Once the novelty value of the new stadium wears off, the new seats would take some filling for fare like we saw on Tuesday. Unless, of course, they can think of some bright new games the fans can play in the second half.

Open and shutter case

Amazing how many sportspeople don't want their picture taken by press photographers these days. Colin Montgomerie became angry when a posse of them were taking shots of him attempting to get out of a ditch in the British Masters on Thursday. He waved his club at them after his first attempt flew back over his head, and raged: "I thought I told you, no pictures". Unfortunately, not even Colin can pick and choose when they snap him on a golf course. Sports coverage is all about drama, and there are few better dramas than Monty in trouble.

It's a great shame after his terrific PR performance at the Wales Open, where he presented himself as a smiling new-leaf-turner-over. Never mind, he'll soon get over it and learn to take the rough with the fairways. No doubt he'll be happy to pose all day with the old claret jug if and when he wins The Open.

Others who would curb the shutter actions of Fleet Street's finest have a slightly different agenda. At Leicester last Tuesday, the FA barred two Daily Mail photographers from attending the England match because their paper refused to sign entry contracts produced not long before the kick-off.
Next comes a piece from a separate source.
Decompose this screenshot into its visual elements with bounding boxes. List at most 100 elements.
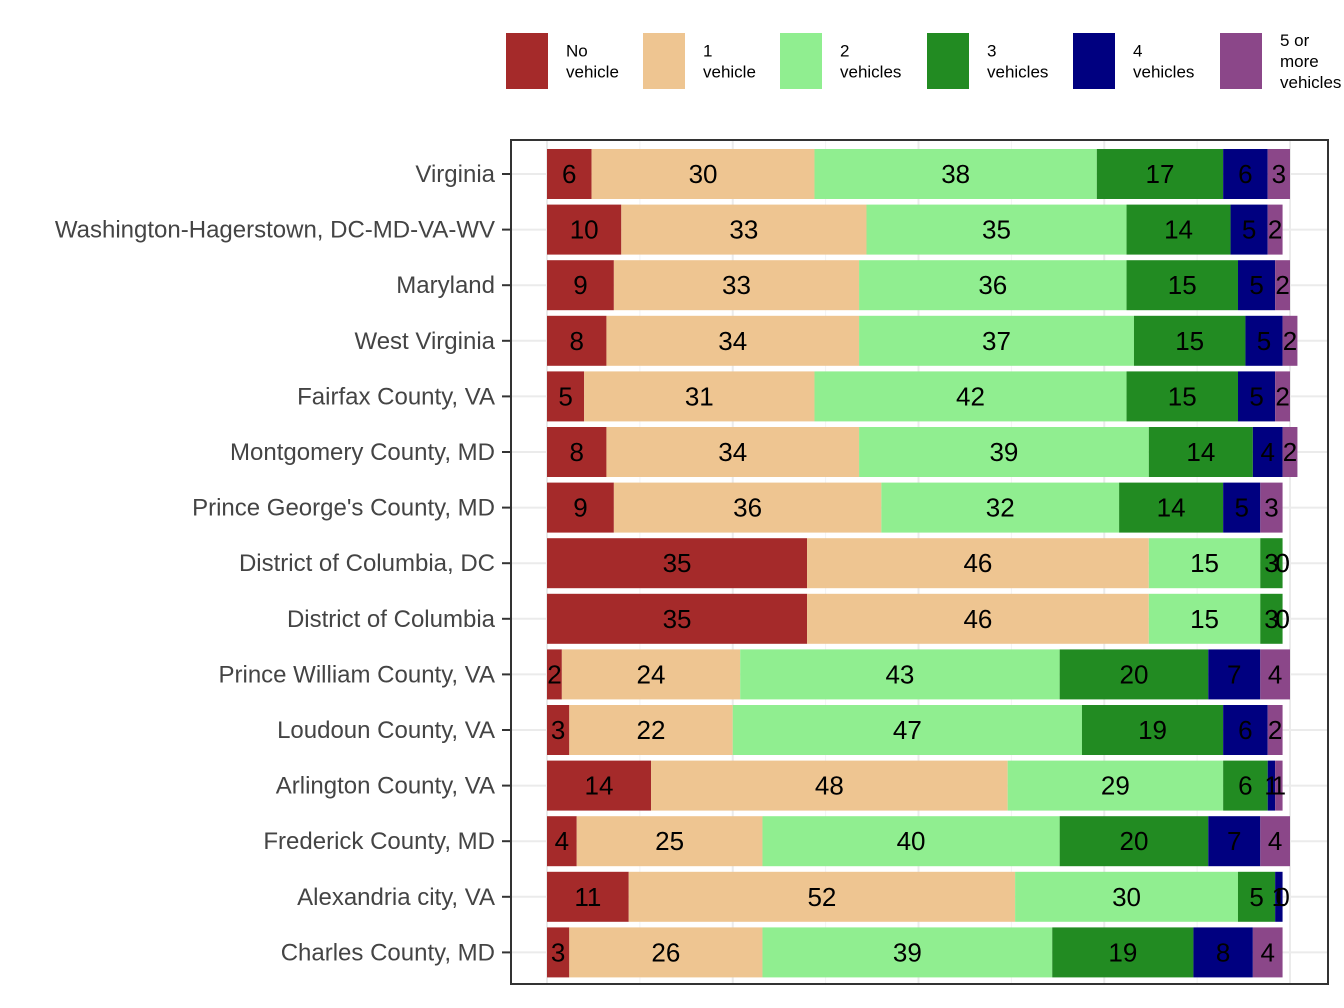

I won't bore you with the details of these contracts, but they are another step towards curtailing the right of the press to cover sporting events.

Similar murmurings are coming from the Rugby World Cup to be held in Australia in the autumn, and the Royal & Ancient over coverage of The Open. Earlier this year, the British Horseracing Board put forward the idea of the press paying for the right to print racecards. When papers stopped printing them or took the sponsors' names off the top of each race, the demand was quickly dropped.

I wish my brethren had the courage to drop football coverage for a while. Would television and radio find their own stories to comment upon? Would interest in the game stay at its present high rate? Would season tickets be sold as quickly? Would David Beckham join six different clubs every week? There are many who feel that a period of silence from the game would be welcome. We may lose sales, but I'm sure I know who would cave in first.